Where Are We Now?

As a greater number of total joint arthroplasties are being performed worldwide, the number of periprosthetic joint infections (PJIs) is also increasing. The treatment of infection, particularly when two-stage exchange arthroplasty is employed, is invasive and associated with considerable morbidity. Drs. Whiteside and Roy explore an ambitious alternative: Treating PJI with one surgical procedure by augmenting it with catheter infusion of intraarticular antibiotics. This study highlights two important points: (1) The possibility that we can arrive at less-morbid surgical approaches to treat PJI, and (2) the desire to use novel local delivery methods to decrease the risk of infection recurrence.

One-stage exchange arthroplasty for treating PJI was first initiated at the ENDO-Klinik (Hamburg, Germany) in 1976, where it was performed as a radical débridement of soft tissue and exchange of all components in a single procedure [3, 12]. Patients treated with one-stage exchange arthroplasty demonstrated high functional outcome scores, high success of infection eradication, and cost savings for undergoing only one surgical procedure in specific patient populations [6, 9]. While two-stage exchange arthroplasty for treating PJI has been widely reported, fewer studies report the results of one-stage exchange arthroplasty, and the success rate of surgery is variable [7, 8].

In order to improve the success rate of infection treatment and to decrease the recurrence of infection, novel methods for augmenting surgical débridements were developed to provide local antibiotic delivery. The use of a Hickman catheter to treat infected TKA patients was first described in 2011, and reported a 94% success rate based on infection recurrence [1315]. The benefit of this delivery method is that antibiotic delivery can be continuously administered. Other methods of antibiotic delivery include polymethylmethacrylate cement, gels, ointments, sponges, fleeces, pastes and beads [4, 5].

Where Do We Need To Go?

While one-stage exchange arthroplasty has been shown to be an effective method for treating PJI, future studies might focus—as this one did—on continuing to improve the likelihood this approach will result in the eradication of infection. We also need to keep an eye on costs, both to patients and to healthcare systems. The investigators in the current study deserve praise for their efforts towards improving infection eradication within one surgical procedure, which is inherently less costly than two separate surgical procedures, as long as it consistently eradicates infection. However, these treatments may have side effects, such as the development of a sinus tract after using a Hickman catheter. While this was not observed in this study, other studies have noted this as a complication of treatment, which may predispose these patients to reinfection.

While the success rate of infection treatment was high (95%) in the current study, appropriate antibiotic-delivery methods must be investigated to ensure that biofilm can be eradicated from implants and infections prevented over the long-term. The goal is to utilize localized antibiotic-delivery methods to successfully eliminate bacteria while preventing antibiotic resistance and avoiding systemic toxicity. While most studies use antibiotic concentrations to surpass the minimum inhibitory concentration of bacteria, it may be more effective to consider using antibiotics to surpass the minimum biofilm eradication concentration at the site of infection [2, 10].

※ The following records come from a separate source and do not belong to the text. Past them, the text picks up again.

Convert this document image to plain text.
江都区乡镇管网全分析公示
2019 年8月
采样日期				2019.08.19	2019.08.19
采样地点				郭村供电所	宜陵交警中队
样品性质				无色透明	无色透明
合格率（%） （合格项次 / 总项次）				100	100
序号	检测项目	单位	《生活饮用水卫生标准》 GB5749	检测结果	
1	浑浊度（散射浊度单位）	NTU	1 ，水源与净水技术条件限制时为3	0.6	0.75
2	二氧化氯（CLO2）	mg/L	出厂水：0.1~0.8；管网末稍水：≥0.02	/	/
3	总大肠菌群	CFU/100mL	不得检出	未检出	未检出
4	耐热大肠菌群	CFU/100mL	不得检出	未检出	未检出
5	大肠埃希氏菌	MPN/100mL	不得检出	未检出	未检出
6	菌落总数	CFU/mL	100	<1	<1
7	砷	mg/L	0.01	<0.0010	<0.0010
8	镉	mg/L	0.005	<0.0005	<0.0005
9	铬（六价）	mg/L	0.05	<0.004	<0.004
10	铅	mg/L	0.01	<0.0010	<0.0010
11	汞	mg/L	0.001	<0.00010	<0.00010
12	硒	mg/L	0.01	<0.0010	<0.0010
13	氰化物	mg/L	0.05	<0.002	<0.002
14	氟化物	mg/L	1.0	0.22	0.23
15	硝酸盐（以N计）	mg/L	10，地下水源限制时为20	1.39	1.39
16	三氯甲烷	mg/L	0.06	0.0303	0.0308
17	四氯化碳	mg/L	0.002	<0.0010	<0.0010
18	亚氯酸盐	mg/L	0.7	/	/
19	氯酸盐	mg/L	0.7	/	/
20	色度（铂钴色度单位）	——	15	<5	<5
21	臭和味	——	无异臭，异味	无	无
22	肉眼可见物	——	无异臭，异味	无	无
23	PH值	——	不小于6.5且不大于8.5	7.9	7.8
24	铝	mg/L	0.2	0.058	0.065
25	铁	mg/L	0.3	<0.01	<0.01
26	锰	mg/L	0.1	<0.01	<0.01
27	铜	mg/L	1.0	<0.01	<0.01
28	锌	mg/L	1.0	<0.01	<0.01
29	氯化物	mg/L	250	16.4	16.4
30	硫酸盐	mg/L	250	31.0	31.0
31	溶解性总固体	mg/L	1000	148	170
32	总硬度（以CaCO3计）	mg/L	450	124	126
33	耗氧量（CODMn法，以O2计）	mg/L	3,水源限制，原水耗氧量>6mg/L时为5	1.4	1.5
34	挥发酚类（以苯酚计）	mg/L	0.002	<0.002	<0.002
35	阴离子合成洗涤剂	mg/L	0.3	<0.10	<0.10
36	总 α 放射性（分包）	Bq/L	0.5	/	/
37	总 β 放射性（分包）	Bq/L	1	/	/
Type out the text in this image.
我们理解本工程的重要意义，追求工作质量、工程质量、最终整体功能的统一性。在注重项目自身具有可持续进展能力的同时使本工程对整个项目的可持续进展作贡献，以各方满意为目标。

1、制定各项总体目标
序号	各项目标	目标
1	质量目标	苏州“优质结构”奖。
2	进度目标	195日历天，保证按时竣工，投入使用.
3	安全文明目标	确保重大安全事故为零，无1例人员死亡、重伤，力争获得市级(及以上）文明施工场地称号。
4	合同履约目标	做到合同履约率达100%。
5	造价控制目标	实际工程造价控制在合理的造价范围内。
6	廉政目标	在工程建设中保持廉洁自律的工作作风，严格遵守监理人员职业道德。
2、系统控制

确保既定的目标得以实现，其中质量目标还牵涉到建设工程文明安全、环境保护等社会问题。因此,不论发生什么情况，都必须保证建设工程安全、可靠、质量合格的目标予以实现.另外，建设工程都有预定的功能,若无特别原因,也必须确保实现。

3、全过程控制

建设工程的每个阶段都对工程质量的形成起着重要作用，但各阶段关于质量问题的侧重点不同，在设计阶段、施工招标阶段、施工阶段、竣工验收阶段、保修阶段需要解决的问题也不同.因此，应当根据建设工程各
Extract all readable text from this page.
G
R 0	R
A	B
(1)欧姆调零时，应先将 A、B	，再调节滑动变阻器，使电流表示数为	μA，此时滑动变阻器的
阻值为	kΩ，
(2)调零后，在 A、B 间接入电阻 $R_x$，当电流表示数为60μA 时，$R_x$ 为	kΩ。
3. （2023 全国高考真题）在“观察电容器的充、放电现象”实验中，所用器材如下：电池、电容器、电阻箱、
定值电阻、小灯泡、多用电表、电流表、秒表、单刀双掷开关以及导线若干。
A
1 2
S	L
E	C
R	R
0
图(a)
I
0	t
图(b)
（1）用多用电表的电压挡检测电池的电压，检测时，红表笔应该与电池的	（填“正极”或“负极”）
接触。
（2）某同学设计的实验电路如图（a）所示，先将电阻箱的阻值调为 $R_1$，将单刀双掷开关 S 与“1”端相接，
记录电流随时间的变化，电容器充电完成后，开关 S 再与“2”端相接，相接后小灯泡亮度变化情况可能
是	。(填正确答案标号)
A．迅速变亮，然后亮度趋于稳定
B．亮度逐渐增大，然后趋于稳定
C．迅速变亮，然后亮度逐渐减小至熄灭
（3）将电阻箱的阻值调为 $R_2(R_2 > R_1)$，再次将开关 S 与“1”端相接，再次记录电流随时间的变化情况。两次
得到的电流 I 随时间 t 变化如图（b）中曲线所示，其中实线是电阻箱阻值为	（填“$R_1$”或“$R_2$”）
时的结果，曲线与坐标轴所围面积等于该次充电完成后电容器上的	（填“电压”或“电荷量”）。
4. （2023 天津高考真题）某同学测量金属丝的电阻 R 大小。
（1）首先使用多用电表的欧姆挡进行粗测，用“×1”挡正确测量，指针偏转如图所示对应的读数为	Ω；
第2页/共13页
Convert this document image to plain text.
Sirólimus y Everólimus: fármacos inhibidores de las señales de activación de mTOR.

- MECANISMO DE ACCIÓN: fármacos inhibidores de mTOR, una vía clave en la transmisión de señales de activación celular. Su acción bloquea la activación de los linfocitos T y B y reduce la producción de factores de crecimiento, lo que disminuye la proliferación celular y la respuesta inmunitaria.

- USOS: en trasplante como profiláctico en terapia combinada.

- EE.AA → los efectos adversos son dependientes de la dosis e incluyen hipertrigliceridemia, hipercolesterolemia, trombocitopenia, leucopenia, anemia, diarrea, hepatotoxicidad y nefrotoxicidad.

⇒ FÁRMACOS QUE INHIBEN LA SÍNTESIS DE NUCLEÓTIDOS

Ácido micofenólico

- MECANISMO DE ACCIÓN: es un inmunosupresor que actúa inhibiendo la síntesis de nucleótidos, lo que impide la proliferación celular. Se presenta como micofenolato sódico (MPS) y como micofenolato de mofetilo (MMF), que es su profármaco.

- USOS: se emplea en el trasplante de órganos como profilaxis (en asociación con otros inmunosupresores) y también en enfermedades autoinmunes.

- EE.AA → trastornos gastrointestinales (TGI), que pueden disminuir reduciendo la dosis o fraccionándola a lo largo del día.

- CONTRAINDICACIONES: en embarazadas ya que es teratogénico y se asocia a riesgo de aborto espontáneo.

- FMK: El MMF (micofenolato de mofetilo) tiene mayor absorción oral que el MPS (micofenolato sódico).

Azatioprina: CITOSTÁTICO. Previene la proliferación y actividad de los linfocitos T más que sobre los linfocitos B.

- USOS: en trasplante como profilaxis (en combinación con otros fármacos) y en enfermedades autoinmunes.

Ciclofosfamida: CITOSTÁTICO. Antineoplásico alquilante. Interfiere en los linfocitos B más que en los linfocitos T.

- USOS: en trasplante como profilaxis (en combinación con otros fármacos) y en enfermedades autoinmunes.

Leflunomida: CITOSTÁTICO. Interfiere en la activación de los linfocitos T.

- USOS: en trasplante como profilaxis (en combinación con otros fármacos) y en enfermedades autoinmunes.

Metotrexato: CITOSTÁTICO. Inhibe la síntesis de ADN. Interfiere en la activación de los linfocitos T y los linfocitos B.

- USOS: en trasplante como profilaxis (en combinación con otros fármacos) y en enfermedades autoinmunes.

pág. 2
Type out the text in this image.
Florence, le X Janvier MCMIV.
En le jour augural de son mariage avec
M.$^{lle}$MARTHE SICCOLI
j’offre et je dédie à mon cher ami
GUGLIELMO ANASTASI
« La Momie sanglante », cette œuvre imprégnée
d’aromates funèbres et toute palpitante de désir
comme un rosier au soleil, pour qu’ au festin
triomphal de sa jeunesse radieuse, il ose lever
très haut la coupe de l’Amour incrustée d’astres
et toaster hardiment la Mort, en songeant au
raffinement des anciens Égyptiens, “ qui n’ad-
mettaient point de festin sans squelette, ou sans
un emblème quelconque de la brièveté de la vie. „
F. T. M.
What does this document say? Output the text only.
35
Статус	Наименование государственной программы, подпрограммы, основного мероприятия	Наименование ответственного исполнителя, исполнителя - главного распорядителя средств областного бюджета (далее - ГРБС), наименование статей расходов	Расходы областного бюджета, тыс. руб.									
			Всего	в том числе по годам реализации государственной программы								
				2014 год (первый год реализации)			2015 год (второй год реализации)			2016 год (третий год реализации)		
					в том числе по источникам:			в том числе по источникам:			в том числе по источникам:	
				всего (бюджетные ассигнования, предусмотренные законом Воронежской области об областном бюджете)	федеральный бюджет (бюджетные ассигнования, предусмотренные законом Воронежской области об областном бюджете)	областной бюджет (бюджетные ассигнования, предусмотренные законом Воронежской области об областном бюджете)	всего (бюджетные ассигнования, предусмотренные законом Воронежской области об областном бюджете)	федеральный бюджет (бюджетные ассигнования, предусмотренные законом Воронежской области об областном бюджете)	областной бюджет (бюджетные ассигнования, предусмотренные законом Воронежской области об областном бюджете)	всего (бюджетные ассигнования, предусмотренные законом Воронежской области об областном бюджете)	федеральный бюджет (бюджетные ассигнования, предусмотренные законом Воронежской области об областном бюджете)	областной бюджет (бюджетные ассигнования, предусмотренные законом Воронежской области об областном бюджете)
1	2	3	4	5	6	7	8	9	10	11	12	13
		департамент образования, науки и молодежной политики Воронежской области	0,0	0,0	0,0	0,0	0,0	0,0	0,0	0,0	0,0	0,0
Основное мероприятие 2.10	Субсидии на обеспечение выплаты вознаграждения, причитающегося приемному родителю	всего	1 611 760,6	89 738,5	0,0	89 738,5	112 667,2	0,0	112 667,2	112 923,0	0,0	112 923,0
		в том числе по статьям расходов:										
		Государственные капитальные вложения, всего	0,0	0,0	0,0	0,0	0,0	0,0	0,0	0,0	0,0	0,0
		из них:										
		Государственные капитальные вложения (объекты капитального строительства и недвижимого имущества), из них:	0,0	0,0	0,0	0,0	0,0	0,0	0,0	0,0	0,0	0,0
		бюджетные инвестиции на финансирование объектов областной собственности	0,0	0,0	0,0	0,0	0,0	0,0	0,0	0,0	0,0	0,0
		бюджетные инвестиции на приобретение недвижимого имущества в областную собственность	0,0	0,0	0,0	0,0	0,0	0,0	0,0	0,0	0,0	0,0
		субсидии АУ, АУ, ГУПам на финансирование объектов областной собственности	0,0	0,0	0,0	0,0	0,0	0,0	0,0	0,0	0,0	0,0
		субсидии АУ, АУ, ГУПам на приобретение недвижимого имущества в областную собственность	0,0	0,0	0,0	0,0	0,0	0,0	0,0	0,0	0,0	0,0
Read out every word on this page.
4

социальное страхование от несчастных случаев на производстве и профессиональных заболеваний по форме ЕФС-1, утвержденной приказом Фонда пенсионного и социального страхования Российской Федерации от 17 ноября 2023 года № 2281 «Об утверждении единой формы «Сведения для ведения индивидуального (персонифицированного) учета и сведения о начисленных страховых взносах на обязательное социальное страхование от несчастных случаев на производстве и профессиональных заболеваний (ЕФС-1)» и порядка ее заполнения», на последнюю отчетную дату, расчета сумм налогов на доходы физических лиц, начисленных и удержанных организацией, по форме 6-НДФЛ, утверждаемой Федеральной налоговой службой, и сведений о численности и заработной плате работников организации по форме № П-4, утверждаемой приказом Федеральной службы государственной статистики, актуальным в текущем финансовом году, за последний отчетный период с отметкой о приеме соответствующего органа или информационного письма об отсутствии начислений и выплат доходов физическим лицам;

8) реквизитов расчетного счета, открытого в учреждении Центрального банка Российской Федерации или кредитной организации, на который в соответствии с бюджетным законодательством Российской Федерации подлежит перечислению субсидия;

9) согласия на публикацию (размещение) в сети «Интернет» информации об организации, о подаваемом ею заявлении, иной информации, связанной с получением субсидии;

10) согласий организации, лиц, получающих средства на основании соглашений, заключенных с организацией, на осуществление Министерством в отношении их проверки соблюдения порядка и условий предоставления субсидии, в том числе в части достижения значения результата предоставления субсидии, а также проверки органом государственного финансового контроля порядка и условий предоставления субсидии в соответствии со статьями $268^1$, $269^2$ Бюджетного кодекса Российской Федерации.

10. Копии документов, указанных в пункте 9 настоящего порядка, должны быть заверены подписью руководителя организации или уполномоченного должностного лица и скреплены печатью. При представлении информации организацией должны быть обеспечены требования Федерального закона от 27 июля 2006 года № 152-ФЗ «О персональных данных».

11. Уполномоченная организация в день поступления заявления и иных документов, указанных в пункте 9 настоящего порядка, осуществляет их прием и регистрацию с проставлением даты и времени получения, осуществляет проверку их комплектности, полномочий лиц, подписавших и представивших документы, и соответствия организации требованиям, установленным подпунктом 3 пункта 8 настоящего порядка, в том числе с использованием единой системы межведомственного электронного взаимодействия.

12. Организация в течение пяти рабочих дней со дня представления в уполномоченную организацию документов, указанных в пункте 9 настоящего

While the ultimate goal is to prevent PJIs before they occur, the purpose of infection treatment should be to eradicate the infection and to prevent infection recurrence by performing one procedure. As there are no studies directly comparing the success rate of one- versus two-stage exchange arthroplasty [7], there is a need to conduct randomized controlled trials comparing one- to two-stage exchange arthroplasty in similar patient populations.

How Do We Get There?

Most infection studies focus in some way on the use of antibiotics. Although antibiotics are the mainstay of treatment against bacterial infections, drug resistance and greater systemic toxicity render them undesirable for long-term use. As a result, there is a growing interest towards using antiseptics, such as chlorhexidine gluconate and dilute povidone-iodine, for combating implant-related infections [1, 11]. Conducting further in vivo animal studies and human studies using different concentrations and combinations of antiseptics is important to further our knowledge of using antimicrobials in lieu of antibiotics.

The treatment of infection after surgical débridement requires a mechanism of local antimicrobial delivery. Catheters allow for intraarticular irrigation, as reported in this study, but there is the concern for sinus tract formation. Larger studies utilizing Hickman catheters in one-stage exchange arthroplasty should be conducted at different institutions to determine the incidence of how often this treatment is limited by this complication. As an alternative to catheters, other biomaterials such as sponges and gels have the potential to remain within the joint and obviate the need for removal after treatment [5]. In the future, smart implants may be developed to detect planktonic bacteria, as well as those within biofilms, which could trigger the release of antimicrobials to treat early infections without surgical intervention.

By performing one surgical procedure to fully eradicate PJI with a local antibiotic delivery mechanism, patient outcomes may improve after PJI and the consequences of such a devastating complication after total joint arthroplasty may be reduced.